Ingénieur général des Mines, DRH du Corps des Mines : Mines Paris-PSL n’est pas une institution inconnue pour Godefroy Beauvallet, qui en a pris la direction générale en août 2024. Il revient sur les piliers de sa feuille de route.
Quels sont les sentiments qui ont dominé le jour de votre nomination ?
De la fierté et de l’humilité d’abord, car c’est une marque qui incarne la figure de « l’ingénieur à la française », qui s’inscrit dans une longue histoire et dans un collectif de taille. J’ai aussi été heureux de renouer avec la formation de la génération montante en France, un pays qui se caractérise par un pacte social particulier noué avec sa jeunesse.
Quels sont les principaux axes de votre feuille de route ?
Je parlerais d’abord de la formation. Mines Paris-PSL veut former des ingénieurs de l’innovation, mais aussi des ingénieurs de la protection. Dans un monde en pleine transitions écologiques, numériques, énergétiques, nous avons en effet besoin d’ingénieurs portant un certain optimisme technologique, mais aussi la volonté de préserver les systèmes naturels et techniques, de les faire durer longtemps et même parfois d’en reconquérir la compréhension.

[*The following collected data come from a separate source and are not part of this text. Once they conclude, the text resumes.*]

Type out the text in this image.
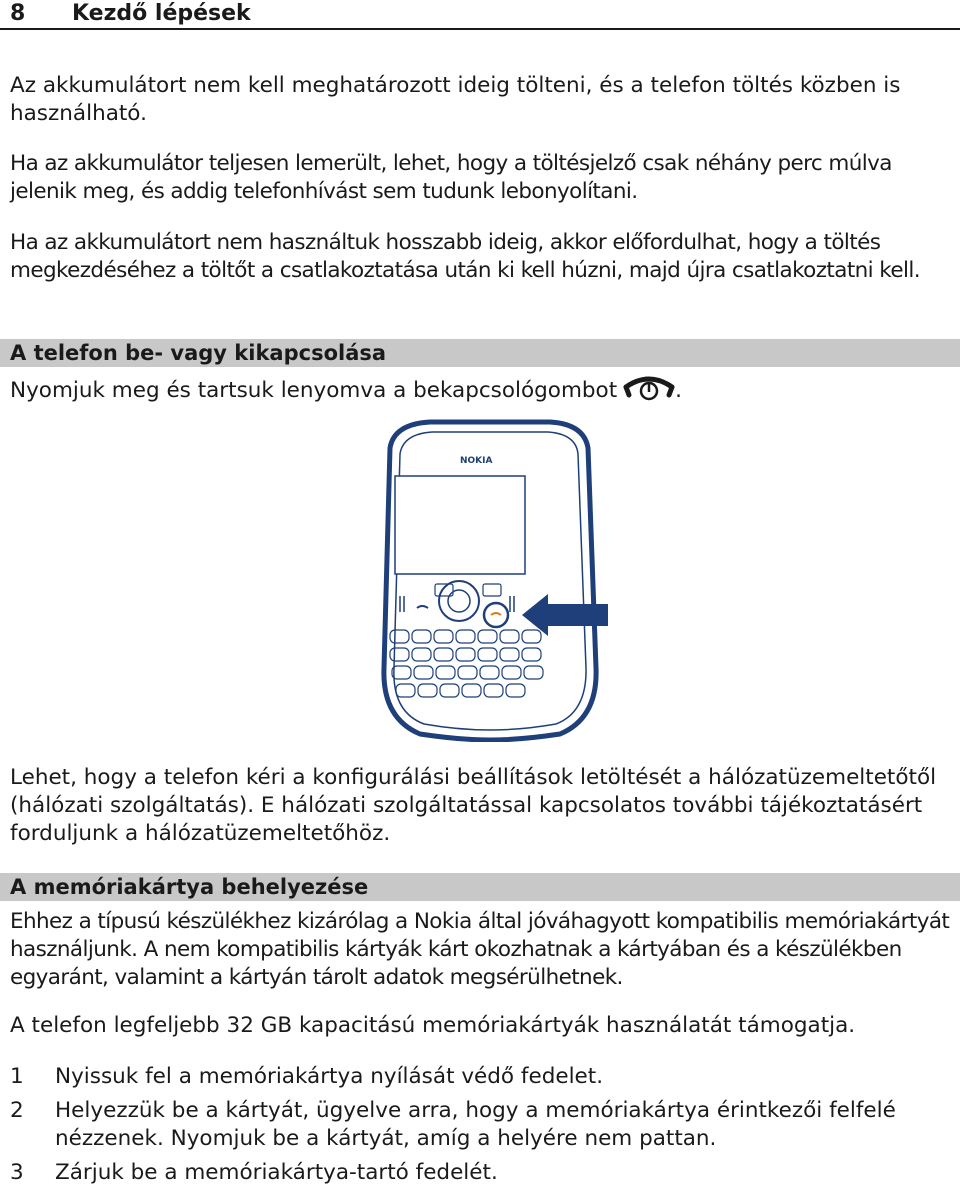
8 Kezdő lépések

Az akkumulátort nem kell meghatározott ideig tölteni, és a telefon töltés közben is használható.

Ha az akkumulátor teljesen lemerült, lehet, hogy a töltésjelző csak néhány perc múlva jelenik meg, és addig telefonhívást sem tudunk lebonyolítani.

Ha az akkumulátort nem használtuk hosszabb ideig, akkor előfordulhat, hogy a töltés megkezdéséhez a töltőt a csatlakoztatása után ki kell húzni, majd újra csatlakoztatni kell.

A telefon be- vagy kikapcsolása

Nyomjuk meg és tartsuk lenyomva a bekapcsológombot	.

NOKIA

Lehet, hogy a telefon kéri a konfigurálási beállítások letöltését a hálózatüzemeltetőtől (hálózati szolgáltatás). E hálózati szolgáltatással kapcsolatos további tájékoztatásért forduljunk a hálózatüzemeltetőhöz.

A memóriakártya behelyezése

Ehhez a típusú készülékhez kizárólag a Nokia által jóváhagyott kompatibilis memóriakártyát használjunk. A nem kompatibilis kártyák kárt okozhatnak a kártyában és a készülékben egyaránt, valamint a kártyán tárolt adatok megsérülhetnek.

A telefon legfeljebb 32 GB kapacitású memóriakártyák használatát támogatja.

1 Nyissuk fel a memóriakártya nyílását védő fedelet.
2 Helyezzük be a kártyát, ügyelve arra, hogy a memóriakártya érintkezői felfelé nézzenek. Nyomjuk be a kártyát, amíg a helyére nem pattan.
3 Zárjuk be a memóriakártya-tartó fedelét.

D’ailleurs, nos élèves le revendiquent : ils ne veulent pas faire partie des problèmes du monde de demain, ils veulent y apporter des solutions. C’est une dimension à laquelle je suis très sensible et sur laquelle je veux que nous allions plus loin.
La recherche est aussi bien sûr au cœur de ma feuille de route. D’autant qu’aux Mines, elle se caractérise par son double impact : impact lié à sa qualité et son excellence académique bien sûr, mais aussi à sa pertinence économique, sociale et sociétale. De fait, elle est la pleine incarnation de ce que doit être l’ingénierie : la mise en correspondance des enjeux du vrai monde avec un ensemble de solutions relevant de la science, du design, de la conviction. Ici, on ne forme pas des problem solvers mais des gens qui savent formuler les problèmes. D’où l’importance de poursuivre et de vivifier notre recherche au regard des problématiques actuelles de réindustrialisation, mais aussi de souveraineté, de sécurité et de défense notamment.
Et PSL ?
C’est notre université de référence et nous participons au développement d’objets permettant à nos communautés de circuler. Je citerais par exemple nos parcours croisés avec l’ESPCI Paris-PSL, les CPES, le programme ENAMOMA avec l’Université Paris Dauphine – PSL et l’École des Arts Décoratifs, la vie étudiante, le centre de langues mutualisé etc. Nous souhaitons aussi lui apporter notre expérience en matière de recherche partenariale, qui permet de réussir de beaux projets au contact des entreprises, sans abandonner sa liberté académique. C’est notamment le cas de notre chaire industrielle TwinHeat, qui propose d’utiliser des jumeaux numériques couplés à l’IA pour optimiser les fours de l’industrie verrière, parfois très polluants.
La France a besoin d’une communauté d’ingénieurs plus grande et plus diversifiée. Quelles sont vos actions en ce sens ?
Sur l’aspect volume, nous avons augmenté nos promotions (même si, eu égard à notre taille, nous restons des artisans de la formation), nous ouvrons un campus à Versailles, nous créons un nouveau bâtiment sur notre campus en plein Paris : le dossier bâtimentaire et campus est et doit rester important. Sur l’aspect diversité, nous accueillons 24 % de femmes sur le cycle ingénieur et 40 % dans le doctorat. Cela reste insuffisant bien sûr, mais ces taux sont supérieurs à ceux des viviers dans lesquels nous recrutons. Nous espérons que notre mise en avant de la figure de l’ingénieur de la protection appelle dans nos rangs des jeunes femmes (et hommes) qui ne se reconnaissent pas encore dans les codes de l’ingénierie tels qu’ils sont perçus aujourd’hui. Je citerais enfin le programme Talents du service public, auquel je suis très attaché. Celui-ci permet à de jeunes boursiers méritants, issus d’écoles partenaires (IMT, INSA, UTC notamment), intéressés par la chose publique, de passer un concours pour obtenir un double diplôme à l’Ecole des Mines et de préparer les concours des grands Corps d’Etat. Un programme ambitieux qui permet à la fois de lutter contre l’autocensure face aux concours et de diversifier la haute fonction publique. Ce type de programme existe déjà dans d’autres établissements du Supérieur, mais nous en sommes les pionniers au sein des écoles d’ingénieurs.